Il fait déjà chaud quand Papen et Tschirschky traversent le square venant de la vice-chancellerie pour se rendre à ce qu’on n’appelle plus que le palais de Goering, situé Leipzigerplatz, en retrait, derrière de grandes grilles de fer forgé hautes et dorées ouvrant sur un jardin qui protège le bâtiment des regards de la rue. Jusqu’à quelques dizaines de mètres du palais, rien ne parait anormal, mais brusquement, on découvre des groupes de policiers et de S.S. « Toujours sans la moindre idée de ce qui se passait, écrit Papen, je filai à l’appartement de Goering, dans les jardins du ministère de l’Air. À ce moment là, seulement, je fus frappé de voir que les alentours grouillaient de S.S. armés de mitrailleuses ». Dans la cour, policiers et S.S. vont et viennent lourdement armés. Sur les toits, des hommes sont allongés et pointent vers l’entrée des fusils mitrailleurs ; sur les balcons, des S.S. sont en position de tir. Pour pénétrer dans le grand hall de réception, il faut franchir de nombreux barrages. Les sentinelles S.S. arrogantes, surveillent les allées et venues. Le vice-chancelier Papen et Tschirschky sont interpellés à plusieurs reprises. Enfin, ils peuvent accéder au cabinet de travail du ministre-président Hermann Goering. Dans la pièce encombrée de bibelots, il règne une atmosphère fébrile : les messages se succèdent ; des aides de camp, des S.S., des hommes de la Gestapo entrent et sortent en courant Goering est là, avec Himmler. Un témoin, Gisevius, se souvient parfaitement de Hermann Goering, pérorant ce matin-là, les cheveux en désordre, faisant penser avec « sa blouse blanche, sa culotte militaire gris-bleu, des bottes noires dont les genouillères montent au-dessus d’un corps bouffi... au chat botté ou à quelque personnage extravagant de conte de fées. » Himmler, au contraire, est discret, réservé comme à son habitude, mais le regard derrière les fines lunettes dit la détermination, la patience rusée. Goering accueille Papen avec une condescendance ironique : le ministre-président de Prusse, l’ancien pilote, le morphinomane joue enfin un rôle à sa mesure dans la passion et la violence. Il parle avec la suffisance de celui qui sait qui est au coeur de l’action. « Il m’apprit, explique Papen, que Hitler avait dû partir en avion pour Munich afin d’étouffer une révolte fomentée par Roehm, et que lui-même avait reçu pleins pouvoirs pour réprimer l’insurrection dans la capitale. »

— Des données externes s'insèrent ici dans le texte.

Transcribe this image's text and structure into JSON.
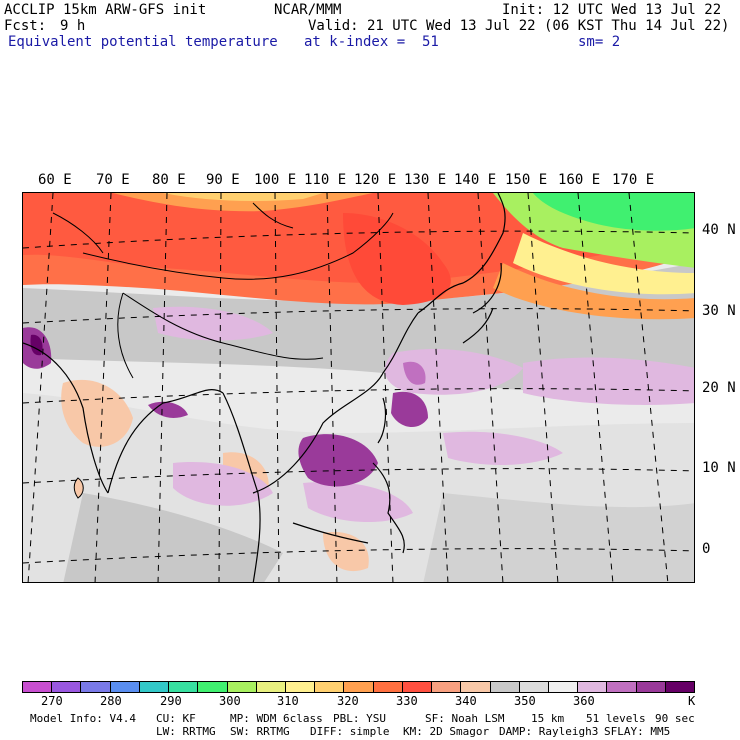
{
  "header": {
    "title": "ACCLIP 15km ARW-GFS init",
    "org": "NCAR/MMM",
    "init": "Init: 12 UTC Wed 13 Jul 22",
    "fcst_label": "Fcst:",
    "fcst_value": "9 h",
    "valid": "Valid: 21 UTC Wed 13 Jul 22 (06 KST Thu 14 Jul 22)",
    "field": "Equivalent potential temperature",
    "level": "at k-index =  51",
    "smooth": "sm= 2"
  },
  "map": {
    "longitudes": [
      "60 E",
      "70 E",
      "80 E",
      "90 E",
      "100 E",
      "110 E",
      "120 E",
      "130 E",
      "140 E",
      "150 E",
      "160 E",
      "170 E"
    ],
    "latitudes": [
      "40 N",
      "30 N",
      "20 N",
      "10 N",
      "0"
    ]
  },
  "colorbar": {
    "unit": "K",
    "labels": [
      "270",
      "280",
      "290",
      "300",
      "310",
      "320",
      "330",
      "340",
      "350",
      "360"
    ],
    "colors": [
      "#c84fd0",
      "#9a58e0",
      "#7a7ae8",
      "#5a8ef0",
      "#33c8c8",
      "#38e0a0",
      "#40f070",
      "#a8f060",
      "#e8f080",
      "#fff090",
      "#ffd070",
      "#ffa050",
      "#ff7040",
      "#ff5040",
      "#f8a080",
      "#f8c8a8",
      "#c8c8c8",
      "#dcdcdc",
      "#f0f0f0",
      "#e0b8e0",
      "#c070c0",
      "#9a3a9a",
      "#660066"
    ]
  },
  "footer": {
    "line1": [
      "Model Info: V4.4",
      "CU: KF",
      "MP: WDM 6class",
      "PBL: YSU",
      "SF: Noah LSM",
      "15 km",
      "51 levels",
      "90 sec"
    ],
    "line2": [
      "LW: RRTMG",
      "SW: RRTMG",
      "DIFF: simple",
      "KM: 2D Smagor",
      "DAMP: Rayleigh3",
      "SFLAY: MM5"
    ]
  }
}
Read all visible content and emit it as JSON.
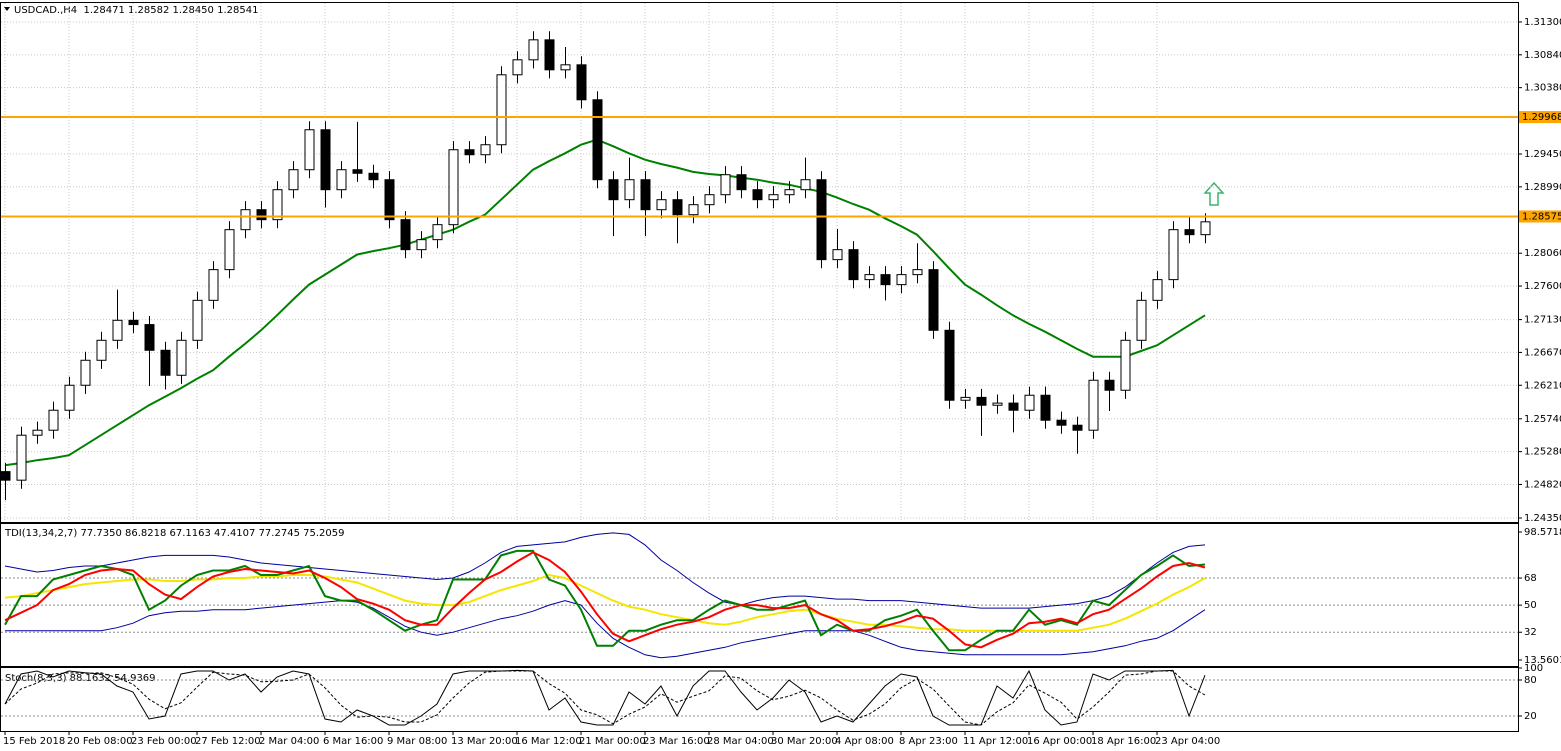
{
  "chart_data": [
    {
      "type": "candlestick",
      "title": "USDCAD.,H4  1.28471 1.28582 1.28450 1.28541",
      "categories": [
        "15 Feb 2018",
        null,
        null,
        null,
        "20 Feb 08:00",
        null,
        null,
        null,
        "23 Feb 00:00",
        null,
        null,
        null,
        "27 Feb 12:00",
        null,
        null,
        null,
        "2 Mar 04:00",
        null,
        null,
        null,
        "6 Mar 16:00",
        null,
        null,
        null,
        "9 Mar 08:00",
        null,
        null,
        null,
        "13 Mar 20:00",
        null,
        null,
        null,
        "16 Mar 12:00",
        null,
        null,
        null,
        "21 Mar 00:00",
        null,
        null,
        null,
        "23 Mar 16:00",
        null,
        null,
        null,
        "28 Mar 04:00",
        null,
        null,
        null,
        "30 Mar 20:00",
        null,
        null,
        null,
        "4 Apr 08:00",
        null,
        null,
        null,
        "8 Apr 23:00",
        null,
        null,
        null,
        "11 Apr 12:00",
        null,
        null,
        null,
        "16 Apr 00:00",
        null,
        null,
        null,
        "18 Apr 16:00",
        null,
        null,
        null,
        "23 Apr 04:00",
        null,
        null,
        null
      ],
      "open": [
        1.25,
        1.2488,
        1.2551,
        1.2558,
        1.2586,
        1.2621,
        1.2656,
        1.2684,
        1.2712,
        1.2706,
        1.267,
        1.2635,
        1.2684,
        1.274,
        1.2783,
        1.2839,
        1.2867,
        1.2853,
        1.2895,
        1.2923,
        1.2979,
        1.2895,
        1.2923,
        1.2918,
        1.2909,
        1.2853,
        1.2811,
        1.2825,
        1.2846,
        1.2951,
        1.2944,
        1.2958,
        1.3056,
        1.3077,
        1.3105,
        1.3063,
        1.307,
        1.3021,
        1.2909,
        1.2881,
        1.2909,
        1.2867,
        1.2881,
        1.286,
        1.2874,
        1.2888,
        1.2916,
        1.2895,
        1.2881,
        1.2888,
        1.2895,
        1.2909,
        1.2797,
        1.2811,
        1.2769,
        1.2776,
        1.2762,
        1.2776,
        1.2783,
        1.2698,
        1.26,
        1.2604,
        1.2593,
        1.2596,
        1.2586,
        1.2607,
        1.2572,
        1.2565,
        1.2558,
        1.2628,
        1.2614,
        1.2684,
        1.274,
        1.2769,
        1.2839,
        1.2832
      ],
      "high": [
        1.2512,
        1.2563,
        1.257,
        1.2598,
        1.2633,
        1.2668,
        1.2696,
        1.2755,
        1.2724,
        1.2718,
        1.2682,
        1.2696,
        1.2752,
        1.2795,
        1.2851,
        1.2879,
        1.2879,
        1.2907,
        1.2935,
        1.2991,
        1.2991,
        1.2935,
        1.299,
        1.293,
        1.2921,
        1.2865,
        1.2837,
        1.2858,
        1.2963,
        1.2963,
        1.297,
        1.3068,
        1.3089,
        1.3117,
        1.3117,
        1.3095,
        1.3082,
        1.3033,
        1.2921,
        1.294,
        1.2921,
        1.2893,
        1.2893,
        1.2886,
        1.29,
        1.2928,
        1.2928,
        1.2907,
        1.29,
        1.2907,
        1.294,
        1.2921,
        1.284,
        1.2823,
        1.2788,
        1.2788,
        1.2788,
        1.282,
        1.2795,
        1.271,
        1.2616,
        1.2616,
        1.2608,
        1.2608,
        1.2619,
        1.2619,
        1.2584,
        1.2577,
        1.264,
        1.264,
        1.2696,
        1.2752,
        1.2781,
        1.2851,
        1.2858,
        1.2862
      ],
      "low": [
        1.246,
        1.2476,
        1.2539,
        1.2546,
        1.2574,
        1.2609,
        1.2644,
        1.2672,
        1.2694,
        1.262,
        1.2615,
        1.2623,
        1.2672,
        1.2728,
        1.2771,
        1.2827,
        1.2841,
        1.2841,
        1.2883,
        1.2911,
        1.287,
        1.2883,
        1.2906,
        1.2897,
        1.2841,
        1.2799,
        1.2799,
        1.2813,
        1.2834,
        1.2932,
        1.2932,
        1.2946,
        1.3044,
        1.3065,
        1.3051,
        1.3051,
        1.3009,
        1.2897,
        1.283,
        1.2869,
        1.283,
        1.2855,
        1.282,
        1.2848,
        1.2862,
        1.2876,
        1.2883,
        1.2869,
        1.2869,
        1.2876,
        1.2883,
        1.2785,
        1.2785,
        1.2757,
        1.2757,
        1.274,
        1.275,
        1.2764,
        1.2686,
        1.2588,
        1.2588,
        1.255,
        1.2581,
        1.2555,
        1.2574,
        1.256,
        1.2553,
        1.2525,
        1.2546,
        1.2585,
        1.2602,
        1.2672,
        1.2728,
        1.2757,
        1.282,
        1.282
      ],
      "close": [
        1.2488,
        1.2551,
        1.2558,
        1.2586,
        1.2621,
        1.2656,
        1.2684,
        1.2712,
        1.2706,
        1.267,
        1.2635,
        1.2684,
        1.274,
        1.2783,
        1.2839,
        1.2867,
        1.2853,
        1.2895,
        1.2923,
        1.2979,
        1.2895,
        1.2923,
        1.2918,
        1.2909,
        1.2853,
        1.2811,
        1.2825,
        1.2846,
        1.2951,
        1.2944,
        1.2958,
        1.3056,
        1.3077,
        1.3105,
        1.3063,
        1.307,
        1.3021,
        1.2909,
        1.2881,
        1.2909,
        1.2867,
        1.2881,
        1.286,
        1.2874,
        1.2888,
        1.2916,
        1.2895,
        1.2881,
        1.2888,
        1.2895,
        1.2909,
        1.2797,
        1.2811,
        1.2769,
        1.2776,
        1.2762,
        1.2776,
        1.2783,
        1.2698,
        1.26,
        1.2604,
        1.2593,
        1.2596,
        1.2586,
        1.2607,
        1.2572,
        1.2565,
        1.2558,
        1.2628,
        1.2614,
        1.2684,
        1.274,
        1.2769,
        1.2839,
        1.2832,
        1.285
      ],
      "overlay": {
        "color": "#008000",
        "values": [
          1.2509,
          1.2512,
          1.2516,
          1.2519,
          1.2523,
          1.2537,
          1.2551,
          1.2565,
          1.2579,
          1.2593,
          1.2605,
          1.2617,
          1.263,
          1.2642,
          1.2661,
          1.2679,
          1.2698,
          1.2719,
          1.2741,
          1.2762,
          1.2776,
          1.279,
          1.2804,
          1.2809,
          1.2813,
          1.2818,
          1.2825,
          1.2832,
          1.2839,
          1.285,
          1.286,
          1.2881,
          1.2902,
          1.2923,
          1.2935,
          1.2946,
          1.2958,
          1.2965,
          1.2956,
          1.2946,
          1.2937,
          1.2931,
          1.2926,
          1.292,
          1.2917,
          1.2915,
          1.2912,
          1.2909,
          1.2905,
          1.2902,
          1.2897,
          1.2892,
          1.2884,
          1.2875,
          1.2867,
          1.2855,
          1.2844,
          1.2832,
          1.2809,
          1.2785,
          1.2762,
          1.2748,
          1.2733,
          1.2719,
          1.2707,
          1.2696,
          1.2684,
          1.2672,
          1.2661,
          1.2661,
          1.2661,
          1.2669,
          1.2677,
          1.2691,
          1.2705,
          1.2719
        ]
      },
      "hlines": [
        {
          "value": 1.29968,
          "label": "1.29968"
        },
        {
          "value": 1.28575,
          "label": "1.28575"
        }
      ],
      "hline_color": "#ffa500",
      "ylim": [
        1.24308,
        1.31566
      ],
      "yticks": [
        {
          "value": 1.313,
          "label": "1.31300"
        },
        {
          "value": 1.3084,
          "label": "1.30840"
        },
        {
          "value": 1.3038,
          "label": "1.30380"
        },
        {
          "value": 1.2945,
          "label": "1.29450"
        },
        {
          "value": 1.2899,
          "label": "1.28990"
        },
        {
          "value": 1.2806,
          "label": "1.28060"
        },
        {
          "value": 1.276,
          "label": "1.27600"
        },
        {
          "value": 1.2713,
          "label": "1.27130"
        },
        {
          "value": 1.2667,
          "label": "1.26670"
        },
        {
          "value": 1.2621,
          "label": "1.26210"
        },
        {
          "value": 1.2574,
          "label": "1.25740"
        },
        {
          "value": 1.2528,
          "label": "1.25280"
        },
        {
          "value": 1.2482,
          "label": "1.24820"
        },
        {
          "value": 1.2435,
          "label": "1.24350"
        }
      ],
      "grid": true
    },
    {
      "type": "line",
      "title": "TDI(13,34,2,7) 77.7350 86.8218 67.1163 47.4107 77.2745 75.2059",
      "ylim": [
        13.5601,
        98.5718
      ],
      "yticks": [
        98.5718,
        68,
        50,
        32,
        13.5601
      ],
      "grid": true,
      "series": [
        {
          "color": "#0000a0",
          "width": 1,
          "values": [
            76,
            74,
            72,
            73,
            75,
            76,
            76,
            78,
            80,
            82,
            83,
            83,
            83,
            83,
            82,
            80,
            78,
            77,
            76,
            75,
            74,
            73,
            72,
            71,
            70,
            69,
            68,
            67,
            68,
            72,
            78,
            85,
            89,
            90,
            91,
            92,
            95,
            97,
            98,
            97,
            90,
            80,
            73,
            65,
            58,
            52,
            50,
            53,
            55,
            56,
            56,
            55,
            54,
            54,
            53,
            53,
            53,
            52,
            51,
            50,
            49,
            48,
            48,
            48,
            48,
            49,
            50,
            51,
            53,
            56,
            62,
            70,
            78,
            85,
            89,
            90
          ]
        },
        {
          "color": "#0000a0",
          "width": 1,
          "values": [
            33,
            33,
            33,
            33,
            33,
            33,
            33,
            35,
            38,
            43,
            45,
            46,
            46,
            47,
            47,
            47,
            48,
            49,
            50,
            51,
            52,
            53,
            52,
            48,
            42,
            36,
            32,
            30,
            32,
            35,
            38,
            41,
            43,
            46,
            50,
            53,
            50,
            38,
            28,
            22,
            17,
            15,
            16,
            18,
            20,
            22,
            25,
            27,
            29,
            31,
            33,
            33,
            33,
            33,
            30,
            26,
            22,
            20,
            19,
            18,
            17,
            17,
            17,
            17,
            17,
            17,
            17,
            18,
            19,
            21,
            23,
            26,
            28,
            33,
            40,
            47
          ]
        },
        {
          "color": "#f5e600",
          "width": 2,
          "values": [
            55,
            56,
            58,
            60,
            62,
            64,
            65,
            66,
            67,
            67,
            66,
            66,
            67,
            67,
            68,
            68,
            69,
            69,
            70,
            70,
            69,
            67,
            65,
            61,
            57,
            53,
            51,
            50,
            50,
            52,
            56,
            60,
            63,
            66,
            70,
            68,
            63,
            58,
            53,
            49,
            47,
            44,
            42,
            40,
            38,
            37,
            39,
            42,
            44,
            46,
            47,
            44,
            41,
            39,
            37,
            37,
            36,
            35,
            34,
            34,
            33,
            33,
            33,
            33,
            33,
            33,
            33,
            33,
            35,
            37,
            41,
            46,
            51,
            57,
            62,
            68
          ]
        },
        {
          "color": "#008000",
          "width": 2,
          "values": [
            37,
            56,
            56,
            67,
            70,
            73,
            76,
            74,
            70,
            47,
            53,
            63,
            70,
            73,
            73,
            76,
            70,
            70,
            73,
            76,
            56,
            53,
            53,
            47,
            40,
            33,
            37,
            40,
            67,
            67,
            67,
            83,
            86,
            86,
            67,
            63,
            47,
            23,
            23,
            33,
            33,
            37,
            40,
            40,
            47,
            53,
            50,
            47,
            47,
            50,
            53,
            30,
            37,
            33,
            33,
            40,
            43,
            47,
            33,
            20,
            20,
            27,
            33,
            33,
            47,
            37,
            40,
            37,
            53,
            50,
            60,
            70,
            76,
            83,
            76,
            77
          ]
        },
        {
          "color": "#ff0000",
          "width": 2,
          "values": [
            40,
            45,
            50,
            60,
            64,
            70,
            73,
            74,
            73,
            64,
            57,
            54,
            62,
            69,
            72,
            74,
            73,
            72,
            71,
            73,
            68,
            62,
            54,
            51,
            47,
            40,
            37,
            37,
            48,
            58,
            67,
            72,
            79,
            85,
            80,
            72,
            59,
            44,
            31,
            26,
            30,
            34,
            37,
            39,
            42,
            47,
            50,
            50,
            48,
            48,
            50,
            44,
            40,
            33,
            34,
            36,
            39,
            43,
            41,
            33,
            24,
            22,
            27,
            31,
            38,
            39,
            41,
            38,
            44,
            47,
            54,
            61,
            69,
            76,
            78,
            75
          ]
        }
      ]
    },
    {
      "type": "line",
      "title": "Stoch(8,3,3) 88.1632 54.9369",
      "ylim": [
        0,
        100
      ],
      "yticks": [
        20,
        80,
        100
      ],
      "grid": true,
      "series": [
        {
          "color": "#000000",
          "width": 1,
          "dashed": false,
          "values": [
            40,
            90,
            95,
            85,
            95,
            92,
            90,
            70,
            60,
            15,
            20,
            90,
            95,
            95,
            80,
            90,
            60,
            85,
            95,
            90,
            15,
            10,
            30,
            20,
            5,
            5,
            20,
            40,
            90,
            95,
            95,
            95,
            96,
            95,
            30,
            50,
            10,
            5,
            5,
            60,
            40,
            70,
            20,
            70,
            95,
            95,
            60,
            30,
            50,
            80,
            60,
            10,
            20,
            10,
            40,
            70,
            90,
            85,
            20,
            5,
            5,
            5,
            70,
            50,
            95,
            30,
            5,
            10,
            90,
            80,
            95,
            95,
            95,
            96,
            20,
            88
          ]
        },
        {
          "color": "#000000",
          "width": 1,
          "dashed": true,
          "values": [
            40,
            65,
            75,
            90,
            92,
            91,
            92,
            84,
            73,
            48,
            32,
            42,
            68,
            93,
            90,
            88,
            77,
            78,
            80,
            90,
            67,
            38,
            18,
            20,
            18,
            10,
            10,
            22,
            50,
            75,
            93,
            95,
            95,
            95,
            74,
            58,
            30,
            22,
            7,
            23,
            35,
            57,
            43,
            53,
            62,
            87,
            83,
            62,
            47,
            53,
            63,
            50,
            30,
            13,
            23,
            40,
            67,
            82,
            65,
            37,
            10,
            5,
            27,
            42,
            72,
            58,
            43,
            15,
            35,
            60,
            88,
            90,
            95,
            95,
            70,
            55
          ]
        }
      ]
    }
  ]
}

Goering s’interrompt souvent pour lire des messages qu’on lui apporte du central téléphonique du ministère. Pilli Koerner, le secrétaire d’État de Goering à la présidence ministérielle, vient d’arriver avec un gros dossier que Goering commence à consulter. Papen s’avance. « Je protestai immédiatement, dit-il, c’était seulement à moi, le vice-chancelier, que Hitler pouvait déléguer ses pouvoirs. »

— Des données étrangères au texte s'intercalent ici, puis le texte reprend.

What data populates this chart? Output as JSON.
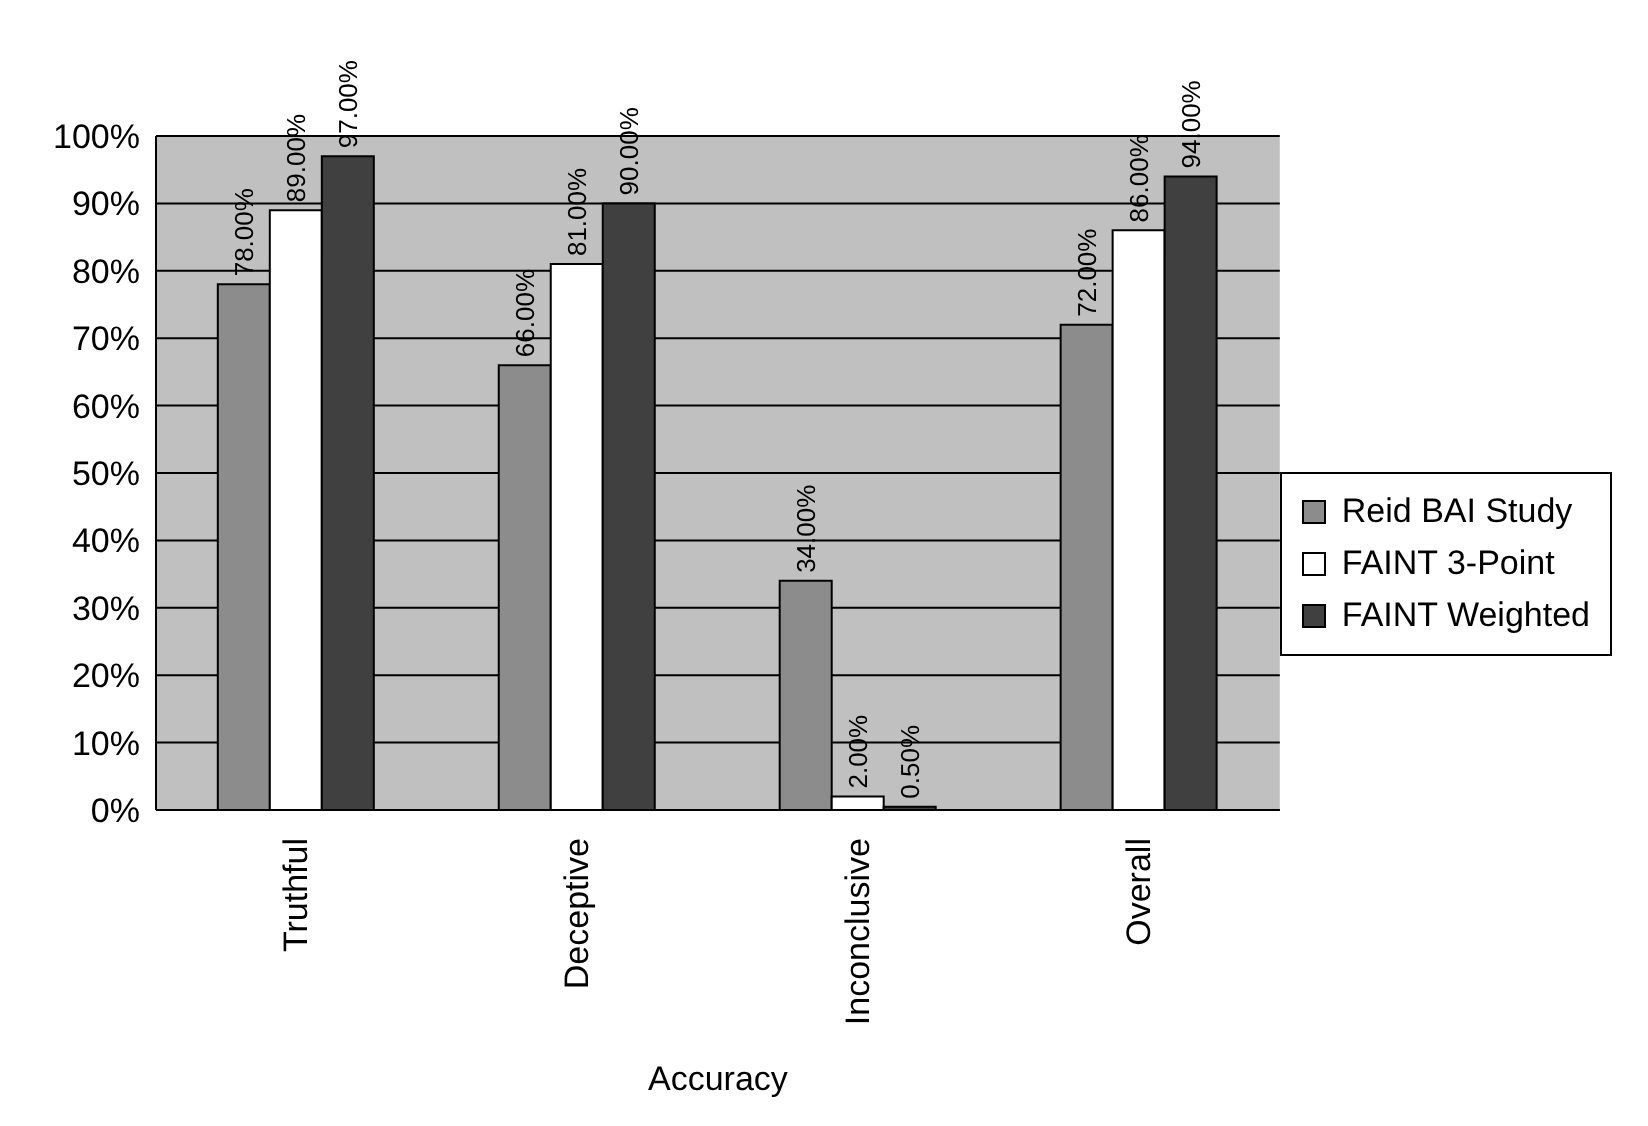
{
  "chart_data": {
    "type": "bar",
    "xlabel": "Accuracy",
    "categories": [
      "Truthful",
      "Deceptive",
      "Inconclusive",
      "Overall"
    ],
    "series": [
      {
        "name": "Reid BAI Study",
        "color": "#8c8c8c",
        "values": [
          78,
          66,
          34,
          72
        ],
        "value_labels": [
          "78.00%",
          "66.00%",
          "34.00%",
          "72.00%"
        ]
      },
      {
        "name": "FAINT 3-Point",
        "color": "#ffffff",
        "values": [
          89,
          81,
          2,
          86
        ],
        "value_labels": [
          "89.00%",
          "81.00%",
          "2.00%",
          "86.00%"
        ]
      },
      {
        "name": "FAINT Weighted",
        "color": "#404040",
        "values": [
          97,
          90,
          0.5,
          94
        ],
        "value_labels": [
          "97.00%",
          "90.00%",
          "0.50%",
          "94.00%"
        ]
      }
    ],
    "ylim": [
      0,
      100
    ],
    "yticks": [
      {
        "value": 0,
        "label": "0%"
      },
      {
        "value": 10,
        "label": "10%"
      },
      {
        "value": 20,
        "label": "20%"
      },
      {
        "value": 30,
        "label": "30%"
      },
      {
        "value": 40,
        "label": "40%"
      },
      {
        "value": 50,
        "label": "50%"
      },
      {
        "value": 60,
        "label": "60%"
      },
      {
        "value": 70,
        "label": "70%"
      },
      {
        "value": 80,
        "label": "80%"
      },
      {
        "value": 90,
        "label": "90%"
      },
      {
        "value": 100,
        "label": "100%"
      }
    ],
    "grid": "y",
    "legend": "right"
  }
}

Cela, c’est la lettre du droit, mais Goering écoute à peine Franz von Papen. Et le vice-chancelier devrait savoir que ce qui compte depuis des mois en Allemagne, depuis que les nazis y font la loi, ce ne sont pas les articles de la Constitution, mais bien la force des armes. Il suffit à Papen et à Tschirschky pour s’en convaincre de regarder autour d’eux, de voir ces sentinelles, ces S.S., ces policiers, innombrables, ces voitures qui quittent la résidence de Goering pour conduire dans la capitale des équipes d’hommes en armes et que protège aussi la loi. Et naturellement Goering refuse de céder la place à Papen, comme il refuse la suggestion du vice-chancelier d’alerter le président Hindenburg, de proclamer l’état d’urgence et de remettre à la Reichswehr le soin de rétablir l’ordre. La Reichswehr d’ailleurs, aux mains des généraux Blomberg et Reichenau, n’est-elle pas complice ? Papen est un naïf ou un homme bien mal informé. Et Goering balaie d’un geste les arguments du vice-chancelier, puis il lit les derniers messages qu’on vient de lui apporter ne s’occupant même plus de son pourtant illustre interlocuteur. « Je fus bien obligé de m’incliner, ajoute alors Papen. Disposant de la police et des forces de l’armée de l’Air, Goering avait certainement une position plus solide que la mienne ». Comme Papen insiste à nouveau pour qu’on prévienne Hindenburg, Goering hautain, irrité, veut mettre fin à l’entretien. « Inutile, dit-il, de déranger Hindenburg », grâce aux S.S., lui, Goering est parfaitement maître de la situation.